Forgiveness can even improve our physical health with some studies suggesting it reduces hypertension (link is external). One article published in IDEA Fitness Journal showed study results (link is external) indicating that “people who are forgiving tend to have not only less stress but also better relationships, fewer general health problems and lower incidences of the most serious illnesses including depression, heart disease, stroke and cancer.”

To forgive is somehow associated with saying that it is all right, that we accept the evil deed. But this is not forgiveness. Forgiveness means that you fill yourself with love and you radiate that love outward and refuse to hang onto the venom or hatred that was engendered by the behaviors that caused the wounds.” ~ Wayne Dyer

“It’s one of the greatest gifts you can give yourself, to forgive. Forgive everybody.” ~ Maya Angelou
Forgiveness is a gift you give to yourself, to be at peace, to be happy and to be able to sleep at night.
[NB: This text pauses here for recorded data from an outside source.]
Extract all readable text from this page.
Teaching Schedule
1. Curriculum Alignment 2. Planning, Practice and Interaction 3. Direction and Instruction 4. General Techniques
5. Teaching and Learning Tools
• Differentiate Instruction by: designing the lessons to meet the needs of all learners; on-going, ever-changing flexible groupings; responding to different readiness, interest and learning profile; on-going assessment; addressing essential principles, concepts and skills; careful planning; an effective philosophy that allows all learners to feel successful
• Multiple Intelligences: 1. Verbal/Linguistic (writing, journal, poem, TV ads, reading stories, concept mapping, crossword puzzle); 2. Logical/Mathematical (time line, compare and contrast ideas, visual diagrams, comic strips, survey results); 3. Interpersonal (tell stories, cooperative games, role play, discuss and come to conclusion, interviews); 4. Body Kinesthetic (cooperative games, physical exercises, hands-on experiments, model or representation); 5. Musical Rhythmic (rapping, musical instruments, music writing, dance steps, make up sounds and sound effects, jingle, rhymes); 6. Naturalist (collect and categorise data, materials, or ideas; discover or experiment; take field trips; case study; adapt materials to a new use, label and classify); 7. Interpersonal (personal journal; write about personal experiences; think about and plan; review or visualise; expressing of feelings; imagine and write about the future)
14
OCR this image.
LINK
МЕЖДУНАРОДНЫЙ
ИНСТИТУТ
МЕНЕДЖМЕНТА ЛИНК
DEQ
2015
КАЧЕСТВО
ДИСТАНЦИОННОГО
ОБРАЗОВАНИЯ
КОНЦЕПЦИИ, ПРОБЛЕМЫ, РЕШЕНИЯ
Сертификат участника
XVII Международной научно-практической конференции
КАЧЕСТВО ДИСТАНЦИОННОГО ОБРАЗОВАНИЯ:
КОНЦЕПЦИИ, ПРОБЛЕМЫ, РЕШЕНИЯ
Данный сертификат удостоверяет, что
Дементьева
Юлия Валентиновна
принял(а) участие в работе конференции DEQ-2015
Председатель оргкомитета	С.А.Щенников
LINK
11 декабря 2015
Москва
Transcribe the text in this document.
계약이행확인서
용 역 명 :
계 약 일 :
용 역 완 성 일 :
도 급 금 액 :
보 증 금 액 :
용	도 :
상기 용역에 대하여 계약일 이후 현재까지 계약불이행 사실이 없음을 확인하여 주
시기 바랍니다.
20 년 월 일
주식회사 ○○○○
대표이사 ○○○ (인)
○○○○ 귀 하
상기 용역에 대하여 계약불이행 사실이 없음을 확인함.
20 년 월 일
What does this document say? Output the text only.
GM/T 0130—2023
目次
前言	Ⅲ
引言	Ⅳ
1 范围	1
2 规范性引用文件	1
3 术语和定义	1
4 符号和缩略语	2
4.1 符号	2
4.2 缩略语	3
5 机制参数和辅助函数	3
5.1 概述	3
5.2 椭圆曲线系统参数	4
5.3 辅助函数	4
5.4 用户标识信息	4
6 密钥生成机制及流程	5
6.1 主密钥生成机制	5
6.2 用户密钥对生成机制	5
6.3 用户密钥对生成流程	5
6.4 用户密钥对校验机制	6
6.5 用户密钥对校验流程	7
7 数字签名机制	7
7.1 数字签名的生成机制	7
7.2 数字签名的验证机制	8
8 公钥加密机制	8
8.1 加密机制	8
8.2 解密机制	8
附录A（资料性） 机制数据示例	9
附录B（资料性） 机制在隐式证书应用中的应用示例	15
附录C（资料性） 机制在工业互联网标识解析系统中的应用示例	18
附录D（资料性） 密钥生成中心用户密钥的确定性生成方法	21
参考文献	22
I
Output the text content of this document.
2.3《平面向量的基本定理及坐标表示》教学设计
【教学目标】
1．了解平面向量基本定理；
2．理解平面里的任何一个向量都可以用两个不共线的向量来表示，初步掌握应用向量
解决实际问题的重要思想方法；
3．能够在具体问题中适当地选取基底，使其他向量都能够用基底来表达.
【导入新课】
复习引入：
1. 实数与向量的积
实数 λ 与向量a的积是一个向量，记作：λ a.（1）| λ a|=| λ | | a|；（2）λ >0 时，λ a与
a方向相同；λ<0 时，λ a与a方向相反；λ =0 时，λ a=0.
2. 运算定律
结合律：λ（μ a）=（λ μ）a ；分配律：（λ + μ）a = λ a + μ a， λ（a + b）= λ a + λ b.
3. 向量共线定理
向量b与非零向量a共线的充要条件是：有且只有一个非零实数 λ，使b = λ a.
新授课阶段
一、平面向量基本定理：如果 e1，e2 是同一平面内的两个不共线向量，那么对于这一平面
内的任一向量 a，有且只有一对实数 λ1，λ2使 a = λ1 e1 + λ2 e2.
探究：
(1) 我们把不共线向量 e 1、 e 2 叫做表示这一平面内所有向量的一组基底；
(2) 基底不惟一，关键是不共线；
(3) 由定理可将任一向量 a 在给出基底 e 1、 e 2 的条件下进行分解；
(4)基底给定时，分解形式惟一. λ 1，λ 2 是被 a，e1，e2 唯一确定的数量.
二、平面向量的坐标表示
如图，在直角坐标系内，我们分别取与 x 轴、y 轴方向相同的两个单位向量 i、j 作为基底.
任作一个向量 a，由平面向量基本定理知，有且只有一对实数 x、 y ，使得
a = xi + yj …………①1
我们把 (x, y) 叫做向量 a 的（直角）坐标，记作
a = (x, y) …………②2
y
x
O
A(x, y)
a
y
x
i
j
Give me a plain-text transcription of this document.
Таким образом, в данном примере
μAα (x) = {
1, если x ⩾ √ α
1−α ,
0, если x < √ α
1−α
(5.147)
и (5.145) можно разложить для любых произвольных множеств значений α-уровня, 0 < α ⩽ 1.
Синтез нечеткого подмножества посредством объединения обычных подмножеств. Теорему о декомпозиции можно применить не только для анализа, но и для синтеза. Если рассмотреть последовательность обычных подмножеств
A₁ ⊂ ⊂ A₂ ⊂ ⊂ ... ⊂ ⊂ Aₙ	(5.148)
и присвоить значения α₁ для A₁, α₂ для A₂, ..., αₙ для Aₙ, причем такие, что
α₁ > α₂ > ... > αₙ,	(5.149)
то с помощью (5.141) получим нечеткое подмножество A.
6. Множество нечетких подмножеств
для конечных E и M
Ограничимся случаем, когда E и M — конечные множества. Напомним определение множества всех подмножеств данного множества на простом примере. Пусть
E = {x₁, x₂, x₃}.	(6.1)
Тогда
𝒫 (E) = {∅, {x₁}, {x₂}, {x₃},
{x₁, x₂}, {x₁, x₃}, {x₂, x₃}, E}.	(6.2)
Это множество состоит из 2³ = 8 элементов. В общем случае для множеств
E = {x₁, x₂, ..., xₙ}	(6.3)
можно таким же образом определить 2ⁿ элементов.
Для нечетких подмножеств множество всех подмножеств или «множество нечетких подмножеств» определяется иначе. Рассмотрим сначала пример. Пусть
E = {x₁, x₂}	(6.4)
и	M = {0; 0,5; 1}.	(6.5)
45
You’re not doing this for them, you’re doing it for yourself, to set yourself free from the feelings of hurt, anger, and helplessness that kept both of you attached for so long, and to be at peace.

“The weak can never forgive. Forgiveness is the attribute if the strong.” ~ Gandhi
Contrary to what you have been led to believe, forgiveness is an act of strength. You don’t forgive because you are weak, but because you are strong enough to realize that only by letting go of resentments you will be happy and at peace.